LLC Filing Documents Prepared By Local Arizona Paralegals
- Easy to form with minimum paperwork necessary
- Less annual forms to file than a Corporation
- Most popular business formation in the U.S.
What is a Limited Liability Company or LLC?
A Limited Liability Company or LLC is a type of business entity which is recognized under state law as a third party. The LLC is like a partnership and a corporation, however it does not have the same responsibility of reporting of income data and expenses to the State as does a corporation. The LLC is now one of the major entities that is used in forming new businesses today.
The LLC combines the limited liablity protection of a Corporation with the simplicity and tax advantages of a Partnership.
What are the advantages of forming a Limited Liability Company (LLC)?
- The LLC is easier to prepare and maintain than a corporation or partnership. The cost of preparation is generally less than forming a corporation or partnership
- An LLC has members rather than stockholders
- The members of an LLC are not liable personally for the debts of the LLC unless they personally guarantee the debts of the LLC.

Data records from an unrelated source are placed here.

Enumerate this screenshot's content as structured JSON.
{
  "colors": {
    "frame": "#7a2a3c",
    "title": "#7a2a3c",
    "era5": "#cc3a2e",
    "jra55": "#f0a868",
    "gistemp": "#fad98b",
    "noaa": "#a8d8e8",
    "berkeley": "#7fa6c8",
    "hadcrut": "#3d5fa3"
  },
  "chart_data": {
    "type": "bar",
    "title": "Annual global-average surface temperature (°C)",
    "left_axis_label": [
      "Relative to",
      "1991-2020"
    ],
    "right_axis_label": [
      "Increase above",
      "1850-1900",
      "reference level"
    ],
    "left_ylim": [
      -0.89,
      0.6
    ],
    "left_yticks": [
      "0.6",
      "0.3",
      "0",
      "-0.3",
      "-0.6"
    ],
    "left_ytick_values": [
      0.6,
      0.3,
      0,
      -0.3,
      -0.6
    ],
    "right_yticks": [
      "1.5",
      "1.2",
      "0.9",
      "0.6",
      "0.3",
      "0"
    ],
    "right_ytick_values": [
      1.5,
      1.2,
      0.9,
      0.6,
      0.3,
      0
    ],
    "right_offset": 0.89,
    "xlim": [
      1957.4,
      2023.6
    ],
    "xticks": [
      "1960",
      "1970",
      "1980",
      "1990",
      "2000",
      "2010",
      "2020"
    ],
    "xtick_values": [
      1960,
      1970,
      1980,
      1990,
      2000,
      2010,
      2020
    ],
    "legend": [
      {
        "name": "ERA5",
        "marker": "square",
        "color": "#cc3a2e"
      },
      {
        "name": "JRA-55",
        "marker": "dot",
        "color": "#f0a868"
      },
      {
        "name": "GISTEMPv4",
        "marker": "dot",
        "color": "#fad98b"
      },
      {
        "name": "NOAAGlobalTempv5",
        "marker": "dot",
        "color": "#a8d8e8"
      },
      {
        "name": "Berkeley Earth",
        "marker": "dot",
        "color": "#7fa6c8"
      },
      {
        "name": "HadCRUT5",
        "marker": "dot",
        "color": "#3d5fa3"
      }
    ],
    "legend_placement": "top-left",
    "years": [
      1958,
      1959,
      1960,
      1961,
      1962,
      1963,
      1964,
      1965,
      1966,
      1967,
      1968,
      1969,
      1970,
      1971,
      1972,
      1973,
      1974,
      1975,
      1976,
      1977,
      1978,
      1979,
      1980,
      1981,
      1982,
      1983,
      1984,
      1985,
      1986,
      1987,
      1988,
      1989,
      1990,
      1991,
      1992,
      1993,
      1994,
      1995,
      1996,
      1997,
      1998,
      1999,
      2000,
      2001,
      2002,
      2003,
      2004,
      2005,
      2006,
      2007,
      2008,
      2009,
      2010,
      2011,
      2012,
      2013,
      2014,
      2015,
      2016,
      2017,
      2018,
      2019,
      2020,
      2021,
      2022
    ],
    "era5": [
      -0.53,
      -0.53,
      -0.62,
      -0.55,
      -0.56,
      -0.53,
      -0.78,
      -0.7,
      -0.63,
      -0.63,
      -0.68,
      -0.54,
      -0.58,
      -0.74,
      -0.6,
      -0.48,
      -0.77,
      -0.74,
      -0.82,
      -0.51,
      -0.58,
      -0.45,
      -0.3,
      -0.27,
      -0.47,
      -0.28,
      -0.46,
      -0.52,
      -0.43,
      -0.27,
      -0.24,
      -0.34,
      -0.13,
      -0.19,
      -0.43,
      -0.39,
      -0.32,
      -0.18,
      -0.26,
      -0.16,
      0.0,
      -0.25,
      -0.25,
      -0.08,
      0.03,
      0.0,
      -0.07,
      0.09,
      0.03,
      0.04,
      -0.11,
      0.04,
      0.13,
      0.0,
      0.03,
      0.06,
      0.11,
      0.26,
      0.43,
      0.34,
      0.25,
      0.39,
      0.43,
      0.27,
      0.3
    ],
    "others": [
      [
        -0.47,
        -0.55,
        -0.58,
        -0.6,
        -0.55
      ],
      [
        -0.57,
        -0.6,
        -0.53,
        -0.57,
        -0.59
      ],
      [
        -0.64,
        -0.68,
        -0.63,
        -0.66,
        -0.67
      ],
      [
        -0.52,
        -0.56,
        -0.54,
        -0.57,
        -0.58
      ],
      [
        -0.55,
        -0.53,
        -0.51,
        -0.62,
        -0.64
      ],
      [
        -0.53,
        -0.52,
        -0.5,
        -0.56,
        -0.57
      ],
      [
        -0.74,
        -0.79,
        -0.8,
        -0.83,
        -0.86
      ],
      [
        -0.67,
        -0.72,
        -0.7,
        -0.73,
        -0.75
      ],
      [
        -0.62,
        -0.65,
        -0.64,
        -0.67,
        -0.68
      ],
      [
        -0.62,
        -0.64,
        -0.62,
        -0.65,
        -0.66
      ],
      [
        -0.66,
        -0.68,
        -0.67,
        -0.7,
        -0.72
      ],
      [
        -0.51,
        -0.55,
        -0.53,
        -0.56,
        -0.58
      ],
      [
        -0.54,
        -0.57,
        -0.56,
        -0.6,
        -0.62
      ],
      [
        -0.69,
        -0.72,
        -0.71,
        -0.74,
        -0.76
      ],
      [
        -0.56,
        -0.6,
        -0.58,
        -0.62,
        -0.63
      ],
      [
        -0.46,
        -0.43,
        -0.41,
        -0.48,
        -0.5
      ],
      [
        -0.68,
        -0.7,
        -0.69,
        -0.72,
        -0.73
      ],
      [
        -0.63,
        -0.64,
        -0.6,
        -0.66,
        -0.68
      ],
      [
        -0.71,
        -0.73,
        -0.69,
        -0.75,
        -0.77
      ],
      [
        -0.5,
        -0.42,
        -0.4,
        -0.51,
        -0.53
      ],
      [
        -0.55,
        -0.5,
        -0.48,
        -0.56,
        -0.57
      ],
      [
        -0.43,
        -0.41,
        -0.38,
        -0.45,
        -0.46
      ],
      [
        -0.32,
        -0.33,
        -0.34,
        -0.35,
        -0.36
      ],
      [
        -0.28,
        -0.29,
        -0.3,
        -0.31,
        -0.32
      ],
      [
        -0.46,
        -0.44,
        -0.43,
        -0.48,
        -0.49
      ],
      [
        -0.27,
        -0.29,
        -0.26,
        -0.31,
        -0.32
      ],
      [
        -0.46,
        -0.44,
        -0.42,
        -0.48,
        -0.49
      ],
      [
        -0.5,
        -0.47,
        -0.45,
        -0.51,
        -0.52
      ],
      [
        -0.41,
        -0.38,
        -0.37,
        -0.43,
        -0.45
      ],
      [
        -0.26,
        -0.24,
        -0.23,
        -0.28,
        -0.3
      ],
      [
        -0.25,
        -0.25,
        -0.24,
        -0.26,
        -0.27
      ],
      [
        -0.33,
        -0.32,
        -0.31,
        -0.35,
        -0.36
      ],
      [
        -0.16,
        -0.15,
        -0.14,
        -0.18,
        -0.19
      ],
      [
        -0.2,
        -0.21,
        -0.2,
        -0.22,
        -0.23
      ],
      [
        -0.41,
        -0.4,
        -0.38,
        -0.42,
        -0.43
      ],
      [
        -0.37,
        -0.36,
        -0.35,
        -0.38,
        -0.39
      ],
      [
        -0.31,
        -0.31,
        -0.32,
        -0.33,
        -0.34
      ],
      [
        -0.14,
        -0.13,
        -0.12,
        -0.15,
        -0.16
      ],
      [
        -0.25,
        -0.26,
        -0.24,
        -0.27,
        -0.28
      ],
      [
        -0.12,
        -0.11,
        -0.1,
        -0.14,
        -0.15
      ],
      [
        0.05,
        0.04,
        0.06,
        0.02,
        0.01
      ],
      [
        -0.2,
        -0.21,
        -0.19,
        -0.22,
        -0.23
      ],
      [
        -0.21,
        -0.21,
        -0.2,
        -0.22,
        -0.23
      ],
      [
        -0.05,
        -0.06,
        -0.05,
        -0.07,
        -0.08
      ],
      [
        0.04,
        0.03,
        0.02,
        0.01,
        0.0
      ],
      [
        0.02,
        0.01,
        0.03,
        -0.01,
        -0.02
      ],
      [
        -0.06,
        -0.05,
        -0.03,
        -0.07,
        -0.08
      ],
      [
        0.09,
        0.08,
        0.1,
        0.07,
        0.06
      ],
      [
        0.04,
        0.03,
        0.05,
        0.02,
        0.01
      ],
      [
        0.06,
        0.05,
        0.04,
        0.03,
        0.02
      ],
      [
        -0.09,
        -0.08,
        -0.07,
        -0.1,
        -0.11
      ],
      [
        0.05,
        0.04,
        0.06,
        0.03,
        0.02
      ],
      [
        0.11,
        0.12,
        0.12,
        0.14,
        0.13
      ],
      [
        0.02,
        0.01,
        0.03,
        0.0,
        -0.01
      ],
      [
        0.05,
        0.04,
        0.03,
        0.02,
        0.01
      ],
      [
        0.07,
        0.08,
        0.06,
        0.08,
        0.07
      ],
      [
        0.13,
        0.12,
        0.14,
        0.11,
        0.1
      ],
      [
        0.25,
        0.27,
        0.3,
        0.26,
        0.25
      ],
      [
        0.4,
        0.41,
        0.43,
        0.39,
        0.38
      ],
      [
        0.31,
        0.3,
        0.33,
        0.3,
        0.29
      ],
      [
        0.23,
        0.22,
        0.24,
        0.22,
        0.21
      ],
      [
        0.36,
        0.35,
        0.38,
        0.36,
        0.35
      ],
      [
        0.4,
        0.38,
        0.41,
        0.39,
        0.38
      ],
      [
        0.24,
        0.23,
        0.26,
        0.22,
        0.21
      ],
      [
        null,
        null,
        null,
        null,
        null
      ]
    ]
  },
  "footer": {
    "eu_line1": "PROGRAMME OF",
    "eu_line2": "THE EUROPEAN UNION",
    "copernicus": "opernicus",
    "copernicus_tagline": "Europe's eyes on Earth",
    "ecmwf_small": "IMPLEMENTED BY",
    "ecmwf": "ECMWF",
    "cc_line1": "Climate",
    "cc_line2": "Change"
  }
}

- Income and losses can be passed through to its members in the same way they are passed through in a sole proprietorship or partnership.
- An LLC does not have the same requirements as a corporation to the State and normally no annual reports are necessary.
- An LLC has members with more ability to manage than a corporation with stockholders
Can a LLC have only one member?
Yes, the LLC can have only one member, and they can own 100% of the LLC.
Can an LLC protect me from personal liability?
Yes, the LLC can protect you from personal liability, as the LLC is a separate entity and stands responsible for its own income and debts.
What do I need to get started?
- We will need the name of your company.
- Address of where it will be located.
- The names and addresses of the owners.
- Their percentage of ownership.
- The duration of the LLC.
- The year end tax date
What is an Operating Agreement?
An Operating Agreement is an agreement made between the members of the LLC as to how the business will be conducted. Operating Agreements are not part of the public record and do not need to be filed with state offices. This document is similar to the minutes and bylaws of a corporation and should contain provisions that address issues such as contributions, type and manner of distributions, allocations of profits and losses and other important operational matters.
What are the possible disadvantages of an LLC?
The LLC is a relatively new entity and rules and regulations regarding it’s operation and tax regulations are still evolving. In some cases the state regulations need catch up with current IRS rules. In 1997, the IRS Check the Box regulations made it easier for an entity to elect how it would like to be taxed. As a result many previous requirements for LLC’s became obsolete. Some states have yet to adopt these new rules.
What are the benefits of forming an LLC?
Limited Liability. Similar to a corporation, all of the members (owners of an LLC are called members) of an LLC enjoy limited personal liability. Generally, owners are not exposed to legal liability for the debts of the business. You only risk your share of the investment in the business.
Tax Flexibility. An LLC with two or more members can choose how it wishes to be taxed. It can have the pass-through taxation of partnership or elect to be taxed as a corporation. Most LLC’s will choose to have pass-through taxation in order to have the profit or losses of the business pass-through to the to the tax returns of it’s individual members. Electing pass-through taxation avoids the possibility of the double taxation associated with traditional corporations.
For LLC’s with only one member, you can elect to be taxed as a sole proprietorship or a corporation. Most single member LLC’s will elect to be taxed as a Sole Proprietorship to avoid double taxation, however, many are electing to be taxed as an S Corporation which also allows for pass-through taxation. Electing to be taxed as a Sole Proprietorship would mean that profits and losses from the LLC will be reported on your individual tax return on Schedule C.
Flexible Management Structure. An LLC can be managed by it’s members or it can designate a manager or managers who will run the LLC. It is common for the members of an LLC to be closely involved in the running of the day to day affairs of the business, this is referred to as a member managed LLC. Generally, an LLC with only a few members will be member managed. If an LLC chooses to be run by a manger or managers, it is referred to as a manager managed LLC. A member of the LLC can also act as a manager or a group of members can act as Managers.
Flexible Distribution of Profits and Losses. Members of an LLC can distribute profits and losses any way they choose. You do not have to divide up the profits and losses according to the assets contributed by each member.